Мольке выключил магнитофон.
— Ну так вот, — продолжал майор, — девчонка отправилась домой, а мы в течение нескольких дней наблюдали за ее квартирой. Связника мы схватили. И очень быстро выбили у него адрес, где скрывался профессор с женой. Поймали обоих. Дальше было уже проще. Одного своего агента я отправил с паролем к Аните. Девушка с радостью приняла «связника», пообещала, что сделает все ради спасения профессорской четы, и сказала, что с помощью прапорщика Деака попробует достать липовые документы. После этого провокатор представил Аните супругов Тарпатаки, которые правдоподобно изобразили преследуемых профессора и его жену.
Шимонфи перекорежило от страха и отвращения.
Таубе принялся с воодушевлением хвалить майора, и тому, как видно, было приятно слышать похвалы. Мольке любил, когда люди восхищались его умом и находчивостью.
— Теперь вы понимаете, дорогой Шимонфи, почему я намереваюсь арестовать Деака?
Капитан ничего не ответил, и он продолжал:
— Деак обязан был доложить мне, о какой услуге просила его Анита. А он не доложил, и его молчание уже само по себе доказательство вины. Немного, но и этого достаточно, чтобы сломать прапорщика.

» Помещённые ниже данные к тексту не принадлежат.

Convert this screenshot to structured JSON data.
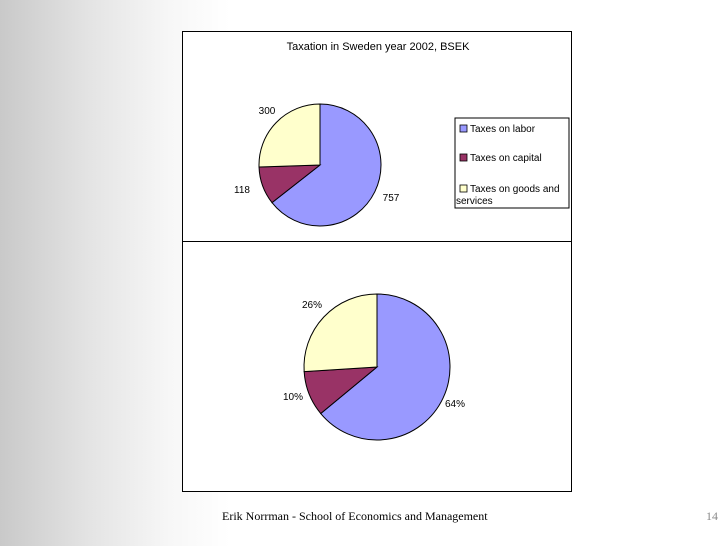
{
  "chart_data": [
    {
      "type": "pie",
      "title": "Taxation in Sweden year 2002, BSEK",
      "categories": [
        "Taxes on labor",
        "Taxes on capital",
        "Taxes on goods and services"
      ],
      "values": [
        757,
        118,
        300
      ],
      "labels": [
        "757",
        "118",
        "300"
      ],
      "colors": [
        "#9999ff",
        "#993366",
        "#ffffcc"
      ],
      "legend": {
        "position": "right",
        "entries": [
          "Taxes on labor",
          "Taxes on capital",
          "Taxes on goods and services"
        ]
      }
    },
    {
      "type": "pie",
      "title": "",
      "categories": [
        "Taxes on labor",
        "Taxes on capital",
        "Taxes on goods and services"
      ],
      "values": [
        64,
        10,
        26
      ],
      "labels": [
        "64%",
        "10%",
        "26%"
      ],
      "colors": [
        "#9999ff",
        "#993366",
        "#ffffcc"
      ]
    }
  ],
  "footer": {
    "text": "Erik Norrman - School of Economics and Management",
    "page_number": "14"
  }
}
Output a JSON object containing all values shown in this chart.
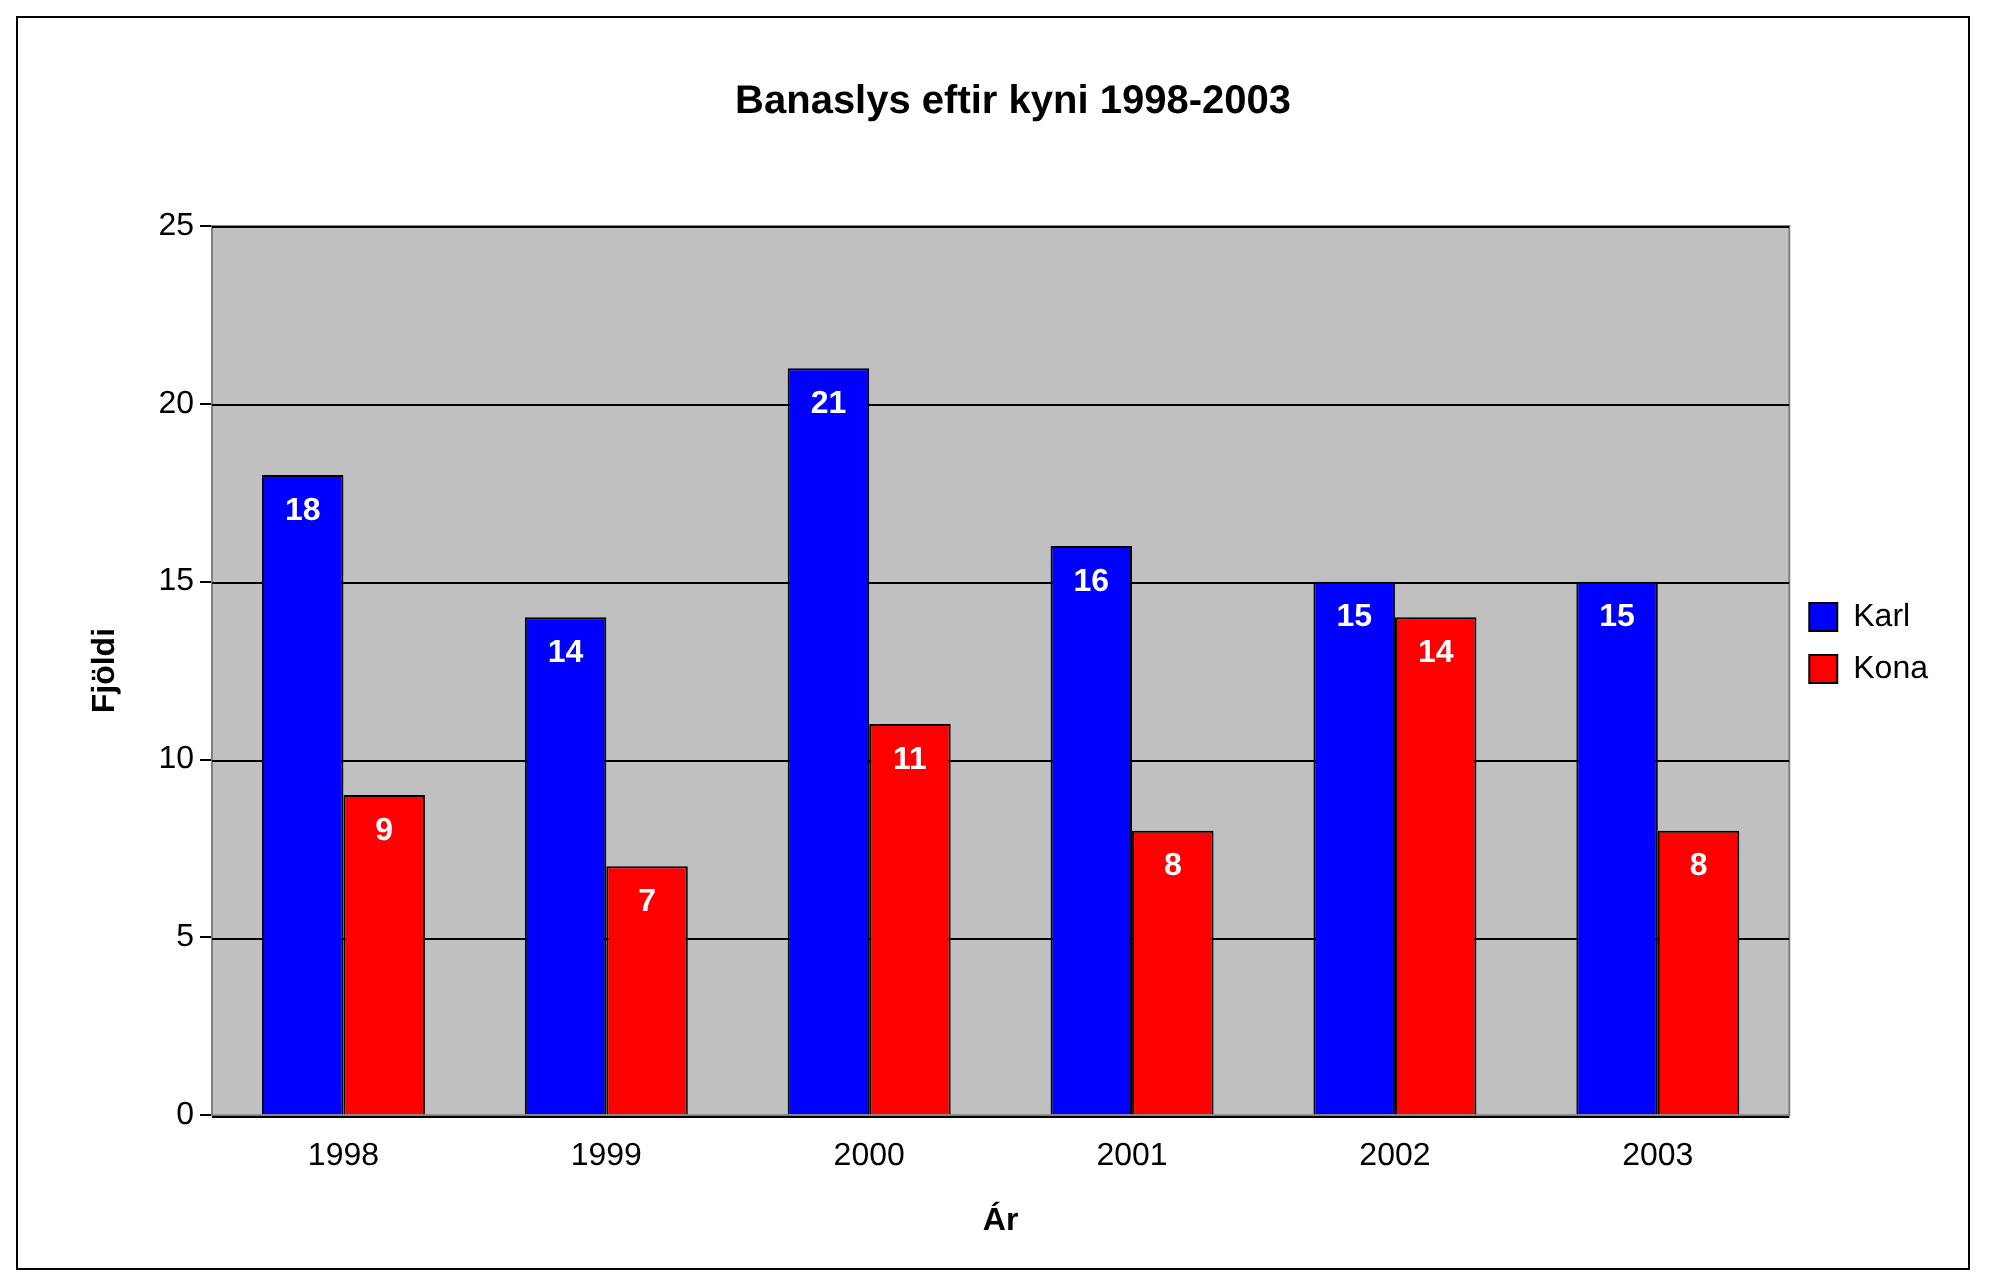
{
  "chart_data": {
    "type": "bar",
    "title": "Banaslys eftir kyni 1998-2003",
    "xlabel": "Ár",
    "ylabel": "Fjöldi",
    "categories": [
      "1998",
      "1999",
      "2000",
      "2001",
      "2002",
      "2003"
    ],
    "series": [
      {
        "name": "Karl",
        "color": "#0000ff",
        "values": [
          18,
          14,
          21,
          16,
          15,
          15
        ]
      },
      {
        "name": "Kona",
        "color": "#ff0000",
        "values": [
          9,
          7,
          11,
          8,
          14,
          8
        ]
      }
    ],
    "ylim": [
      0,
      25
    ],
    "yticks": [
      0,
      5,
      10,
      15,
      20,
      25
    ],
    "grid": "y",
    "legend": "right",
    "data_labels": true
  }
}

В комнату вошел Курт, адъютант Мольке, и доложил: Габор Деак вернулся. Таубе тут же вышел в смежную комнату. Шимонфи стало не по себе. Сейчас, у него на глазах, арестуют его друга, и он даже будет помогать Мольке при этом.
Вошел улыбающийся Деак, строго, по-уставному доложил. Увидев, что и майор заулыбался, он подошел поближе.

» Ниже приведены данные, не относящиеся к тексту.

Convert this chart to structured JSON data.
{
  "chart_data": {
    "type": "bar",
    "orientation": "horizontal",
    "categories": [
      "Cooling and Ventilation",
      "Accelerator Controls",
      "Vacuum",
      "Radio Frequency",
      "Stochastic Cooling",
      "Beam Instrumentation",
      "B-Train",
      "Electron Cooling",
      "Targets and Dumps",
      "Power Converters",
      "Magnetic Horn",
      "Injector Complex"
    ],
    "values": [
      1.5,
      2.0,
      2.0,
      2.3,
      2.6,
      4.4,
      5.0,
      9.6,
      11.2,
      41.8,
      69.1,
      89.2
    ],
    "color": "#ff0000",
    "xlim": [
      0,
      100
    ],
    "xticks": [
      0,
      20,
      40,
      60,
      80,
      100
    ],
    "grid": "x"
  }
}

— Приветствую вас, господин прапорщик, — сказал Мольке. — Прошу садиться. Да перестаньте вы тянуться в струнку, мы же не в казарме!
Деаку сразу показалась подозрительной такая мягкость Мольке, и он понял, что сам пришел на свой собственный суд, в пещеру льва. Лишь бы сохранить спокойствие. Нужно вести себя непринужденно, раскованно, уверенно. Знать бы только, почему это Шимонфи такой мрачный, что даже не ответил на его приветствие? Он терпеливо слушал болтовню майора, про себя твердо решив, что живым не сдастся.

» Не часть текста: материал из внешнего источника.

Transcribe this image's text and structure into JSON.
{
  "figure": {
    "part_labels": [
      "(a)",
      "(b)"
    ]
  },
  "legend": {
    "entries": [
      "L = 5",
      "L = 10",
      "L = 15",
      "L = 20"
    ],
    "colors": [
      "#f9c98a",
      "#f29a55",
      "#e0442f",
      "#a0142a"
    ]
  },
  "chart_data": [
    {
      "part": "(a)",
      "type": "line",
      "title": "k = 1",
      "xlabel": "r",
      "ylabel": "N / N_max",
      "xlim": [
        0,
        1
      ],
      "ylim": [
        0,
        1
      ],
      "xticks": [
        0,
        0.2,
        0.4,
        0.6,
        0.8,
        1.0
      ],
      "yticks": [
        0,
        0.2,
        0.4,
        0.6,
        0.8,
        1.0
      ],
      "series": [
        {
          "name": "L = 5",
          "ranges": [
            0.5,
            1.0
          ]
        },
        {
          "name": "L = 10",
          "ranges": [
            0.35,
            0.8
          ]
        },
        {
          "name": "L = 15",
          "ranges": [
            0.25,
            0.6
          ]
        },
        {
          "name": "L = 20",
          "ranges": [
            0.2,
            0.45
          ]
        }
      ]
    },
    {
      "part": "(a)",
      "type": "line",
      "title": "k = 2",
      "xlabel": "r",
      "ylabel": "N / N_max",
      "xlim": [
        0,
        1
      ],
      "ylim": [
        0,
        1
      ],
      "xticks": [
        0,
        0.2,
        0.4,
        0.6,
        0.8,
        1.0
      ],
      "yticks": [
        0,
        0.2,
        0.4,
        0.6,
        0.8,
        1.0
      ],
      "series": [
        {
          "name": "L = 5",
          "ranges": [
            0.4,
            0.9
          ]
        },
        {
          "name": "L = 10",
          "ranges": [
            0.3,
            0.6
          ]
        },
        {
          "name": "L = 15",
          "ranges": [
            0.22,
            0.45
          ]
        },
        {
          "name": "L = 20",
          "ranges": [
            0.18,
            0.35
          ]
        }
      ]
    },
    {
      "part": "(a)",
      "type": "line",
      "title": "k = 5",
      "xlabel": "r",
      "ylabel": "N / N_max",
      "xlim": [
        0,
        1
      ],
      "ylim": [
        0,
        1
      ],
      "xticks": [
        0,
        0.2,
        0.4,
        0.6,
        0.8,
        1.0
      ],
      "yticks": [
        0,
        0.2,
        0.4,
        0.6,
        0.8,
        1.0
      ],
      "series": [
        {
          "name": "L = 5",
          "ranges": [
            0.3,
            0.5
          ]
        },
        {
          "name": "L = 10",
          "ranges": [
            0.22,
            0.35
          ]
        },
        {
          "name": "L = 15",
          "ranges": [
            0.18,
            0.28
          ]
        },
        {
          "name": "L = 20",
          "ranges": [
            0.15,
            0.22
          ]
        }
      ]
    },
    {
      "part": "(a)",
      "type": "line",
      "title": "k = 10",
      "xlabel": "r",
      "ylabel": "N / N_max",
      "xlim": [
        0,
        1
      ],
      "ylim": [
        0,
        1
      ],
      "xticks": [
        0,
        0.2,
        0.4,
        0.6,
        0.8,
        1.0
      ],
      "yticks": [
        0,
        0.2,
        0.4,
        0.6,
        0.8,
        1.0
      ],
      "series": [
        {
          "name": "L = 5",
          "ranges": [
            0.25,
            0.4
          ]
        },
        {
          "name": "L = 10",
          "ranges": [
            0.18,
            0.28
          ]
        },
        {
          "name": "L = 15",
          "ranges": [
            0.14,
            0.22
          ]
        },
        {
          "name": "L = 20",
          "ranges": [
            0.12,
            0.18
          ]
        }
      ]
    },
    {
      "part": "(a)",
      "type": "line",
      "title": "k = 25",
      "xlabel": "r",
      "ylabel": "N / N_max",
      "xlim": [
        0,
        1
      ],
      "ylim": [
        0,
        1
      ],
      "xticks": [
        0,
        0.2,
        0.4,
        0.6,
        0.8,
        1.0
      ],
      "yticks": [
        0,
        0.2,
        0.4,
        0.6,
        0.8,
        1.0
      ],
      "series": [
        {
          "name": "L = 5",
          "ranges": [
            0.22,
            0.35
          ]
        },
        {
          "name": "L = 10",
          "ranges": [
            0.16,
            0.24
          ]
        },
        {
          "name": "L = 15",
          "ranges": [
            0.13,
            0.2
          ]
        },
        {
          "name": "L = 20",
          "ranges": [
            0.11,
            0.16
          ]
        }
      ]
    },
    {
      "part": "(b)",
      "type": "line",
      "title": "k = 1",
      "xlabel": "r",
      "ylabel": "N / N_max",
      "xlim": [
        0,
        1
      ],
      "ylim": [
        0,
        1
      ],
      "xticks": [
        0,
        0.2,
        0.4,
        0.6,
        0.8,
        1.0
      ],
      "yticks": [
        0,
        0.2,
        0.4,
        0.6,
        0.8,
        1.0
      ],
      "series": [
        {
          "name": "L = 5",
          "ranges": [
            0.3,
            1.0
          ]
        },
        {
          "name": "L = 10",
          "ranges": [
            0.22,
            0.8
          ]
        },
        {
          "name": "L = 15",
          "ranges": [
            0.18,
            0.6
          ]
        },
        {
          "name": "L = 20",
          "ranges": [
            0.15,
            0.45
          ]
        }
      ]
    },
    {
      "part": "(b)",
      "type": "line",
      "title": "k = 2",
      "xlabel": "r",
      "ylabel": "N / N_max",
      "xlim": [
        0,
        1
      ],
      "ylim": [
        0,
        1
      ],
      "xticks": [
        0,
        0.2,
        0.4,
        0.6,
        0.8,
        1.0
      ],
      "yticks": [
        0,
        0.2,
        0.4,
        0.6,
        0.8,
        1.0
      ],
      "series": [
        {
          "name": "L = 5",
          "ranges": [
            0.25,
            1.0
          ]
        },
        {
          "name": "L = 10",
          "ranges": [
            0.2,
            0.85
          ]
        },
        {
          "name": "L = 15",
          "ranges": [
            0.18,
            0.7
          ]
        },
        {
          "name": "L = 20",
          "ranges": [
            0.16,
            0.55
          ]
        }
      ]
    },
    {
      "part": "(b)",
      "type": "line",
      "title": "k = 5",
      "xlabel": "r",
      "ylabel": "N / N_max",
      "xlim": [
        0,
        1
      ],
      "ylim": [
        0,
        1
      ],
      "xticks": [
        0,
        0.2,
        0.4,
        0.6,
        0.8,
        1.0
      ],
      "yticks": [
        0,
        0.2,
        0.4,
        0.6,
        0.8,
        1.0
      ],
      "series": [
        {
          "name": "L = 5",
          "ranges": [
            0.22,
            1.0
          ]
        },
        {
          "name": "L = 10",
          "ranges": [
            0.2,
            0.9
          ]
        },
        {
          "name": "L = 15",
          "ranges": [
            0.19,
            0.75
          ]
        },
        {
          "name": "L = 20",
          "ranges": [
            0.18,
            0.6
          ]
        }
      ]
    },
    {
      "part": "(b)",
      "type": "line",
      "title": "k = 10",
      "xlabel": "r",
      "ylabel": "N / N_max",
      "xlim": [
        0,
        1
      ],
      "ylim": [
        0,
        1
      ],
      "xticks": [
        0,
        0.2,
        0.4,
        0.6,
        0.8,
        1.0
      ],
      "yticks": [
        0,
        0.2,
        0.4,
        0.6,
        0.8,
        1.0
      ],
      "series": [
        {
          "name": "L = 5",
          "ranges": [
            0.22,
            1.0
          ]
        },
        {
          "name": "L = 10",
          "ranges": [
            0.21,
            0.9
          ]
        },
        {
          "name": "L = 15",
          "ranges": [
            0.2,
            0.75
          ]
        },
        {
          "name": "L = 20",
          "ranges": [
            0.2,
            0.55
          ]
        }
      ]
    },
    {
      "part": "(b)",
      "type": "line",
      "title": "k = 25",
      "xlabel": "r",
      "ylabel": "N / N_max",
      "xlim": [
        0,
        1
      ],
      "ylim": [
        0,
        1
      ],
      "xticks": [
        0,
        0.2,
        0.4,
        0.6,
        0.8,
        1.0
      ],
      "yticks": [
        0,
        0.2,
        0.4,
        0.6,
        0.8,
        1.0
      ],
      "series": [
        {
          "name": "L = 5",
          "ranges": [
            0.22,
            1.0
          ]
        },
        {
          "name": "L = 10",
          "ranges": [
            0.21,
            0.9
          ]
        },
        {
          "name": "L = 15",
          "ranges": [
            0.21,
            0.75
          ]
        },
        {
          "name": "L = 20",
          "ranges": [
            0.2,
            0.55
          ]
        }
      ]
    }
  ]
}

А Мольке продолжал беззаботно болтать.
— Я-то рассчитывал встретиться с вами завтра, за банкетным столом. Но раз уж так все получилось, тоже сойдет.
— Лучше раньше, чем позже, господин майор, — сказал Деак и перевел взгляд с бутылки коньяка на майора. — Кто знает, может, до завтра ни один из нас не доживет.
— Вы пессимист, господин прапорщик, — заметил Мольке, наполняя рюмки.
— Нет, я не пессимист. Но и не забываю, что идет война. Коньяк французский? — спросил он, кивнув на бутылку на столе.
— Вывез из Парижа. Прошу, господин капитан. — Он сделал знак капитану Шимонфи, показывая на коньяк. Деак поднял рюмку, стараясь, чтобы не дрожала рука.
— Париж… Боже мой! — Он посмотрел на Мольке. — Если бы вы знали, господин майор, как я завидовал вам, когда вы вступили в этот изумительный город. И еще больше жалел, что временно вам пришлось его покинуть. Конечно, прекрасные воспоминания сглаживают боль в душе человека… За победу, господин майор…
Они выпили. Мольке смутило непробиваемое спокойствие Деака. Только ничем не запятнанный человек может вести себя так невозмутимо перед своим начальством. Меж тем Деаку было совсем нелегко разыгрывать это спокойствие сейчас, когда он знал о предательстве Аниты.